Ranking by market capitalization and imposing 5% circuit breakers and physical delivery on those identified for increased surveillance have marginalized day traders who are so vital for price discovery. Categorizing the first 100 stocks by market value as large caps and the next 150 as mid-sized erases the arbitrariness and flexibility in their selection by equity schemes. The downside is that fund managers have to reshuffle the holdings every six months to confine to their theme.  Volatility, which is becoming a rule rather than an exception as the market’s reaction is no longer restricted to domestic events, is compounding the problem. As a consequence, the retreat of the small investors from the trading ring will accelerate rather than reverse. The shift has been long in the making and was triggered by the switch to book-building of IPOs. Despite the 35% quota and up to 10% discount to the offer price, retail buyers have little influence on the price band.  Now the requirement for issuers to disclose the financial performance has been compressed to three years. Unwittingly the modification helps institutional actors. They have access to management. It will also provide quicker exit to venture capitalists and private equity. At the same time, the impatience to mop up capital to scale up without notching up profit for five consecutive years does raise doubt about the issuer’s commitment to the long haul. Instead of the dilution of the track record norm encouraging more participants to list, the worry is the market getting saddled with ideas that are half-baked or fads.

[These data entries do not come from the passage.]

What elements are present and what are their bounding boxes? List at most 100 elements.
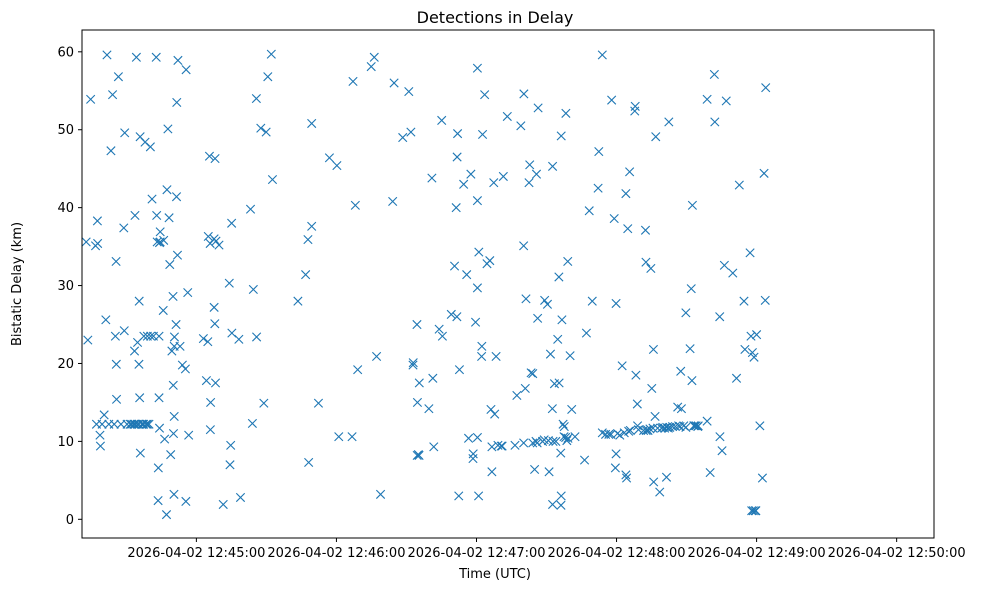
data-point: [446, 309, 456, 319]
data-point: [209, 302, 219, 312]
x-tick-label: 2026-04-02 12:45:00: [127, 546, 265, 561]
data-point: [693, 421, 703, 431]
data-point: [163, 124, 173, 134]
data-point: [681, 308, 691, 318]
data-point: [472, 432, 483, 443]
data-point: [472, 63, 483, 73]
data-point: [218, 499, 228, 510]
data-point: [557, 315, 567, 325]
data-point: [760, 295, 770, 305]
data-point: [135, 393, 145, 403]
data-point: [631, 370, 641, 380]
data-point: [304, 457, 314, 468]
data-point: [81, 237, 91, 247]
data-point: [651, 132, 661, 142]
data-point: [226, 440, 236, 450]
data-point: [617, 361, 627, 371]
data-point: [473, 491, 484, 501]
data-point: [160, 434, 170, 444]
data-point: [92, 216, 102, 226]
data-point: [162, 185, 172, 195]
x-tick-label: 2026-04-02 12:49:00: [688, 546, 826, 561]
data-point: [734, 180, 744, 190]
data-point: [180, 364, 190, 374]
data-point: [205, 425, 215, 435]
data-point: [159, 235, 169, 245]
data-point: [155, 227, 165, 237]
data-point: [452, 152, 462, 162]
data-point: [106, 146, 116, 156]
data-point: [101, 315, 111, 325]
data-point: [547, 404, 557, 414]
data-point: [587, 296, 597, 306]
data-point: [111, 359, 121, 369]
data-point: [516, 121, 526, 131]
data-point: [593, 183, 603, 193]
data-point: [371, 351, 382, 362]
data-point: [154, 393, 164, 403]
data-point: [267, 175, 278, 185]
data-point: [749, 352, 759, 362]
data-point: [248, 284, 258, 295]
data-point: [664, 117, 674, 127]
data-point: [611, 298, 621, 309]
data-point: [496, 441, 506, 451]
data-point: [524, 178, 534, 188]
data-point: [171, 192, 182, 202]
data-point: [111, 256, 121, 266]
data-point: [547, 161, 558, 171]
data-point: [632, 399, 642, 409]
data-point: [99, 410, 109, 420]
data-point: [142, 419, 152, 429]
data-point: [158, 305, 168, 316]
data-point: [113, 72, 124, 82]
data-point: [146, 331, 156, 341]
data-point: [245, 204, 256, 214]
data-point: [412, 319, 422, 330]
data-point: [487, 467, 497, 477]
data-point: [129, 346, 140, 356]
y-tick-label: 10: [57, 435, 74, 450]
data-point: [263, 72, 273, 82]
data-point: [528, 369, 538, 379]
data-point: [110, 331, 120, 341]
data-point: [728, 268, 738, 278]
y-tick-label: 0: [66, 513, 74, 528]
data-point: [702, 416, 712, 426]
data-point: [579, 455, 590, 465]
data-point: [639, 425, 649, 436]
data-point: [477, 341, 487, 351]
data-point: [474, 247, 484, 257]
x-axis-title: Time (UTC): [458, 567, 531, 582]
data-point: [751, 506, 761, 516]
data-point: [427, 173, 437, 183]
data-point: [86, 94, 96, 104]
data-point: [710, 117, 720, 127]
data-point: [166, 450, 176, 460]
data-point: [406, 127, 416, 137]
data-point: [214, 240, 224, 250]
data-point: [210, 153, 220, 164]
data-point: [154, 331, 164, 341]
data-point: [171, 319, 181, 330]
data-point: [93, 238, 103, 249]
data-point: [161, 510, 172, 520]
data-point: [621, 470, 631, 480]
data-point: [715, 432, 725, 442]
y-tick-label: 30: [57, 279, 74, 294]
data-point: [369, 52, 379, 62]
data-point: [451, 203, 461, 213]
data-point: [649, 477, 659, 487]
data-point: [647, 383, 657, 393]
data-point: [648, 344, 659, 355]
data-point: [480, 90, 490, 100]
data-point: [353, 365, 363, 375]
data-point: [670, 421, 680, 432]
data-point: [252, 332, 262, 342]
data-point: [554, 378, 564, 388]
data-point: [168, 380, 178, 390]
data-point: [414, 450, 424, 460]
data-point: [530, 464, 540, 475]
data-point: [424, 404, 434, 414]
data-point: [462, 270, 472, 280]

The clumsy attempt to ease the doing of business for promoters has been balanced by capping mutual funds' expenses at 2.25% of the corpus and replacing upfront distributor commission with that linked to the stickiness of the investor. Populism seems to have overwhelmed prudence. If not, the regulator would never ever have allowed something as bizarre as side-pocketing of toxic debt. It is yet another instance of how the default by IL&FS in repayment of loans has not only increased risk aversion but distorted the regulatory landscape. The objective of containing a financial crisis from turning into contagion by ring-fencing exposure to institutions in the center of the conflict is attractive but as appalling as the concept of assured gains by market instruments. Rescuers need time to assess the damage and nurse the scarred player back to health or, if the disaster is due to macro-economic headwinds, for the storm to blow over. UTI’s bailout by separating the bad and good portfolio, eventually leading to the extinguishing of the liabilities, is obviously the template. What causes unease is how easily the process allows adventurism by fund managers. The complicity of rating agencies and the sloth of the board are forgiven and forgotten. It will open the floodgates to dubious paper with high yields during boom times.  There will be no compulsion to exercise caution. After all, the investment can be written off. The NAVs will stay pristine for new investors at the cost of the shareholders of the asset management companies. Just as grading of IPOs, which has now been junked, created a false narrative of the market regulator vetting the offer when it merely scrutinized the completeness and accuracy of disclosures, the latest move to level the field creates an illusion of rewards without risks.